The aroma of broiling meat wafts over us.

“Hmmm,” she says surprisingly cheery. “Cooked with garlic powder, onion powder, black pepper and a lot of butter. Made a pan from two layers of foil, so there’s no cleaning.” Etta cocks her head cutely, raises her hands like paws and mimics a cat purring.

“What a clever kitty.”

“We both love pussies,” she smiles.

“They’re neat. Let’s eat,” I fetch the meat, and we sit by the fire.

She nibbles and drinks. “I’ve thought out the whole situation. You have no choice but to deliver the ransom, or they will kill Lara, and you, or me, or both of us later. Do we believe them? It doesn’t matter. We need to, and act accordingly. So…” she smiles, “how do you deliver the ransom, save Lara and not get killed? What we need to know first is how they want it delivered. We won’t know that until it’s too late to make a good plan. You’re vulnerable. You need protection.”

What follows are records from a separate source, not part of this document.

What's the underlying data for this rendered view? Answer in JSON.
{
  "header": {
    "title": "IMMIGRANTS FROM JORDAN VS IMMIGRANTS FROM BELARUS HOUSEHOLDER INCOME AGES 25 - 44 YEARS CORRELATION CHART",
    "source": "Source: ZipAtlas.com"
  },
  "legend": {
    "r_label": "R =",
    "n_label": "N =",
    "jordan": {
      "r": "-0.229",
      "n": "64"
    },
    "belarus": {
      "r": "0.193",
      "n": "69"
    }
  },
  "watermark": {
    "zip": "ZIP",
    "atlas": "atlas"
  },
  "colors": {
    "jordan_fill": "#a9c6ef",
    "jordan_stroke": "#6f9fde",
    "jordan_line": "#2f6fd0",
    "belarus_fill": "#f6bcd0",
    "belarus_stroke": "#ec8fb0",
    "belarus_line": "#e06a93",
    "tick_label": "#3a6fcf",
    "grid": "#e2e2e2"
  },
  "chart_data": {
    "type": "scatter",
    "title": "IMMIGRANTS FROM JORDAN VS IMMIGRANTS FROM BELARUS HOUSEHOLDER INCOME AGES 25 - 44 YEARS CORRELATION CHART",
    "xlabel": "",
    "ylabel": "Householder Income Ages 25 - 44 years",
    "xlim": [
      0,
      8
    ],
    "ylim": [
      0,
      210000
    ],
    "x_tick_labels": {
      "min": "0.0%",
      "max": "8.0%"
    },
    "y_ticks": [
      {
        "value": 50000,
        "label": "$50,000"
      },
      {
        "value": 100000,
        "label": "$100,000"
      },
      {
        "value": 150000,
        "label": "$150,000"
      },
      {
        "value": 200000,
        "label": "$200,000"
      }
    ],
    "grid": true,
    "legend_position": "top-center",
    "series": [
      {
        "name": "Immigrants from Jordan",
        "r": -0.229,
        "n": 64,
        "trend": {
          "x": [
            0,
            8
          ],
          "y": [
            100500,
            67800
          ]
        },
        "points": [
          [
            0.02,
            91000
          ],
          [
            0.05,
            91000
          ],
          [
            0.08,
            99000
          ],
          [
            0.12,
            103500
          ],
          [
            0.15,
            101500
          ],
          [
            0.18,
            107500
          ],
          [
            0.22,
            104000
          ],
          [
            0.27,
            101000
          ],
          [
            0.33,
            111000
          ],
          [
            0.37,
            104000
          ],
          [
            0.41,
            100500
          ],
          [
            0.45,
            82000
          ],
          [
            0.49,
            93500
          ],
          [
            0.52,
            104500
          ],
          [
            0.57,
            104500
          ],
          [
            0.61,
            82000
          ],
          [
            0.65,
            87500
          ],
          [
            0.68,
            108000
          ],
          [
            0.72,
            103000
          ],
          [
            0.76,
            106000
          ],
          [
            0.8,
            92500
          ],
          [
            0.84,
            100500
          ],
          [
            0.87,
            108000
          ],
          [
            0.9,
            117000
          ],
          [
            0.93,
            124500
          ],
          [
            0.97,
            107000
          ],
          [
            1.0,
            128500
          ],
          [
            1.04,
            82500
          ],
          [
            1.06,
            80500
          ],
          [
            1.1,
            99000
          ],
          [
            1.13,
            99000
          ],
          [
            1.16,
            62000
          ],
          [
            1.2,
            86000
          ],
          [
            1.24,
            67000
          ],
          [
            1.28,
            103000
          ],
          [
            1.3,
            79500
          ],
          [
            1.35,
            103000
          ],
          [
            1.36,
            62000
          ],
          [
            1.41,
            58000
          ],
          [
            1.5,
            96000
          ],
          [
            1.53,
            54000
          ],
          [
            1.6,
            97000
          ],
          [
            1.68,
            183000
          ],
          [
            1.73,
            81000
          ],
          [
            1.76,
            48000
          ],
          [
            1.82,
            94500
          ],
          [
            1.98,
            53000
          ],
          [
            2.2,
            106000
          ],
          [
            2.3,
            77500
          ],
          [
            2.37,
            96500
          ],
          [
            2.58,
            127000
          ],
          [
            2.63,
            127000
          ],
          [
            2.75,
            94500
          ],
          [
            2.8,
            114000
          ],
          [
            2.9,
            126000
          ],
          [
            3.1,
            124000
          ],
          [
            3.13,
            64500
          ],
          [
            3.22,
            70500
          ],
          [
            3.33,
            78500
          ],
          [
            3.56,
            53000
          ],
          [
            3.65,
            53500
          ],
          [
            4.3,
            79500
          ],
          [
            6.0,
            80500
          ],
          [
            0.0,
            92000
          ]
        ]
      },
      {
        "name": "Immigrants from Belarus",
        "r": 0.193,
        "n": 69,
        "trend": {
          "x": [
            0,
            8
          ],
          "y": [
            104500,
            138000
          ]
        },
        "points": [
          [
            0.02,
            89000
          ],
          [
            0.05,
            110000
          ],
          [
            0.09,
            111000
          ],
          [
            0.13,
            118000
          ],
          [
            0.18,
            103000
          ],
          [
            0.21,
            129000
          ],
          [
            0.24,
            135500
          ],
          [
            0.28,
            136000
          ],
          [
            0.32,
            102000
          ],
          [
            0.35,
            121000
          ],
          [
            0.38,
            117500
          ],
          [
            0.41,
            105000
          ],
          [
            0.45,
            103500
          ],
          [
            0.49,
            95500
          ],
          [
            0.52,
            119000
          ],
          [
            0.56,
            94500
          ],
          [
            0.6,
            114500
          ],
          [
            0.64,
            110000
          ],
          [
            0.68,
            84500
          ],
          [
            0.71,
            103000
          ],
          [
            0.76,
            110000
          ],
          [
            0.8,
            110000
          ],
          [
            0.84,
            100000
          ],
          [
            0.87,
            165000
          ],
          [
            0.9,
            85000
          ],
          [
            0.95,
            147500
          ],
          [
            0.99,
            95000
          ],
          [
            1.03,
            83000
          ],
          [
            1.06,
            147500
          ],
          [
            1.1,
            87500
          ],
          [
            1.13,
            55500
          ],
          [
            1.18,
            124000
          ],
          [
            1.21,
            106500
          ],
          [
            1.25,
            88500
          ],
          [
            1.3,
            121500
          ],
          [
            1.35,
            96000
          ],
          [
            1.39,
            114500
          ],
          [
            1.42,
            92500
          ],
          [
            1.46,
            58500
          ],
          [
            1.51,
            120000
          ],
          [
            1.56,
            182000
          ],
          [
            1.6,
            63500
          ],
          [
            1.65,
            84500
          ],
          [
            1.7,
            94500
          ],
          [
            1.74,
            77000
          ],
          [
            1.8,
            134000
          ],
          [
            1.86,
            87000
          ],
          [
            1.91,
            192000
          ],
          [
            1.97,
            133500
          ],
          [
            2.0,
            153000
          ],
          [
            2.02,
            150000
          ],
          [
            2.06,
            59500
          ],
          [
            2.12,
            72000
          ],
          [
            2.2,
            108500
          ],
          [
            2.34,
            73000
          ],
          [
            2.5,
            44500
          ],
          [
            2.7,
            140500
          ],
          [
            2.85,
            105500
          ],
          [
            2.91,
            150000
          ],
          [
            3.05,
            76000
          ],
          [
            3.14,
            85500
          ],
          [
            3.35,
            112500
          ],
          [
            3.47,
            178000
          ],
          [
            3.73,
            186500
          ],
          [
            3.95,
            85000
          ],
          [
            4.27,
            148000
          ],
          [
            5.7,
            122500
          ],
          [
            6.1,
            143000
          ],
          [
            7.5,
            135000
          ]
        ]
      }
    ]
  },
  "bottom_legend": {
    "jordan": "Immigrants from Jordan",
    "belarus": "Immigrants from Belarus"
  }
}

Etta stops eating, her dear eyes wide, not blinking. She hugs me, and I smell the smoky flower fragrance of her hair, feel its silk against my cheek, feel her fear and passion within, her warmth and softness, and I want to do everything I can to make her happy.

“Here’s what I decided. You definitely need to take your gun. I know you have at least two. Get them both, please. The second is for me, because I’m going with you.”

“What?”

“I love you so much I’d rather die with you than live without you.”

“That’s a bit much.”

“Yeah, but if I come we’ll all be OK. You know I’m better with a pistol than you.”

While Etta cleans our plates, I retrieve my Marine Colt .45, stored in an oiled cloth, from the top shelf in the bedroom closet, and the .32 Colt Detective Special, a snub-nose revolver—payment from a client for shooting family pictures—identical to Colt’s .38 Detective Special, but holding six bullets instead of five, plus cartridges for both.

I lay the guns on the coffee table, and Etta helps wipe them clean. I take out the .45 mag, load and put the safety on. No need to test, because last fall I used it to kill a deer a motorist had hit and left to die beside the garage.

Etta flicks open the cylinder of the .32, loads, spins and snaps shut, handling like an expert. “Cool,” she grins and drapes her arm round me, saying, “I feel a lot better now.”

“Yeah.”

Throwing herself back into the couch, Etta extends her glass, smiling broadly, “Trust your feelings, not your thinking,” and downs her Coke.

“Yeah.” I sink down and lean into her.

“Do you think we have time for a quick lovel?” she asks.

“If we’re quick.”

“Well, not too quick. As they say, ‘to hell with Coke’ this is the pause that refreshes.”